The electrical block to polyspermy induced by an intracellular Ca2+ increase at fertilization of the clawed frogs, Xenopus laevis and Xenopus tropicalis.

Abstract

Polyspermy blocking, to ensure monospermic fertilization, is necessary for normal diploid development in most animals. We have demonstrated here that monospermy in the clawed frog, Xenopus tropicalis, as well as in X. laevis, is ensured by a fast, electrical block to polyspermy on the egg plasma membrane after the entry of the first sperm, which is mediated by the positive-going fertilization potential. An intracellular Ca2+ concentration ([Ca2+ ]i ) at the sperm entry site was propagated as a Ca2+ wave over the whole egg cytoplasm. In the X. tropicalis eggs fertilized in 10% Steinberg's solution, the positive-going fertilization potential of +27 mV was generated by opening of Ca2+ -activated Cl- -channels (CaCCs). The fertilization was completely inhibited when the egg's membrane potential was clamped at +10 mV and 0 mV in X. tropicalis and X. laevis, respectively.
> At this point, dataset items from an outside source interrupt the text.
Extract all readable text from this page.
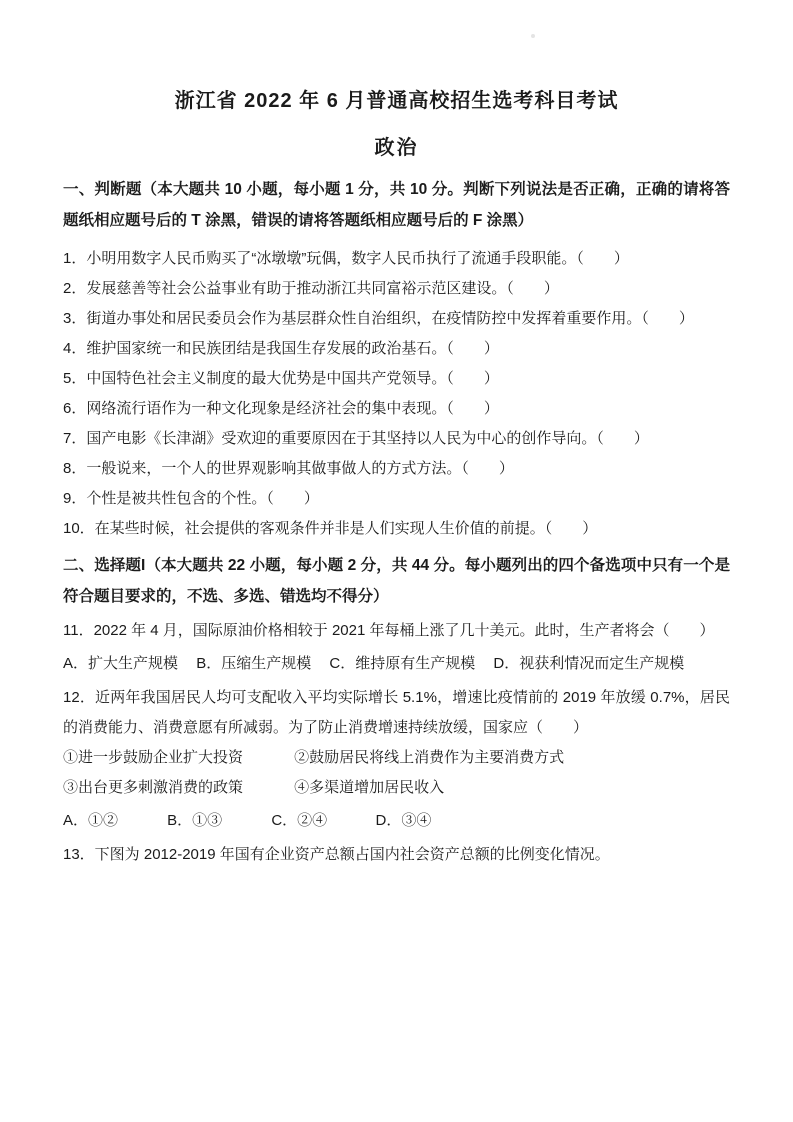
浙江省 2022 年 6 月普通高校招生选考科目考试
政治

一、判断题（本大题共 10 小题，每小题 1 分，共 10 分。判断下列说法是否正确，正确的请将答题纸相应题号后的 T 涂黑，错误的请将答题纸相应题号后的 F 涂黑）

1．小明用数字人民币购买了“冰墩墩”玩偶，数字人民币执行了流通手段职能。（　　）

2．发展慈善等社会公益事业有助于推动浙江共同富裕示范区建设。（　　）

3．街道办事处和居民委员会作为基层群众性自治组织，在疫情防控中发挥着重要作用。（　　）

4．维护国家统一和民族团结是我国生存发展的政治基石。（　　）

5．中国特色社会主义制度的最大优势是中国共产党领导。（　　）

6．网络流行语作为一种文化现象是经济社会的集中表现。（　　）

7．国产电影《长津湖》受欢迎的重要原因在于其坚持以人民为中心的创作导向。（　　）

8．一般说来，一个人的世界观影响其做事做人的方式方法。（　　）

9．个性是被共性包含的个性。（　　）

10．在某些时候，社会提供的客观条件并非是人们实现人生价值的前提。（　　）

二、选择题I（本大题共 22 小题，每小题 2 分，共 44 分。每小题列出的四个备选项中只有一个是符合题目要求的，不选、多选、错选均不得分）

11．2022 年 4 月，国际原油价格相较于 2021 年每桶上涨了几十美元。此时，生产者将会（　　）

A．扩大生产规模 B．压缩生产规模 C．维持原有生产规模 D．视获利情况而定生产规模

12．近两年我国居民人均可支配收入平均实际增长 5.1%，增速比疫情前的 2019 年放缓 0.7%，居民的消费能力、消费意愿有所减弱。为了防止消费增速持续放缓，国家应（　　）

①进一步鼓励企业扩大投资	②鼓励居民将线上消费作为主要消费方式

③出台更多刺激消费的政策	④多渠道增加居民收入

A．①②	B．①③	C．②④	D．③④

13．下图为 2012-2019 年国有企业资产总额占国内社会资产总额的比例变化情况。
In X. tropicalis, a small number of eggs were fertilized at 0 mV. In the eggs whose membrane potential was clamped below -10 mV, a large increase in inward current, the fertilization current, was recorded and allowed polyspermy to occur. A small initial step-like current (IS current) was observed at the beginning of the increase in the fertilization current. As the IS current was elicited soon after a small increase in [Ca2+ ]i , this is probably mediated by the opening of CaCCs. This study not only characterized the fast and electrical polyspermy in X. tropicalis, but also explained that the initial phase of [Ca2+ ]i increase causes IS current during the early phase of egg activation of Xenopus fertilization.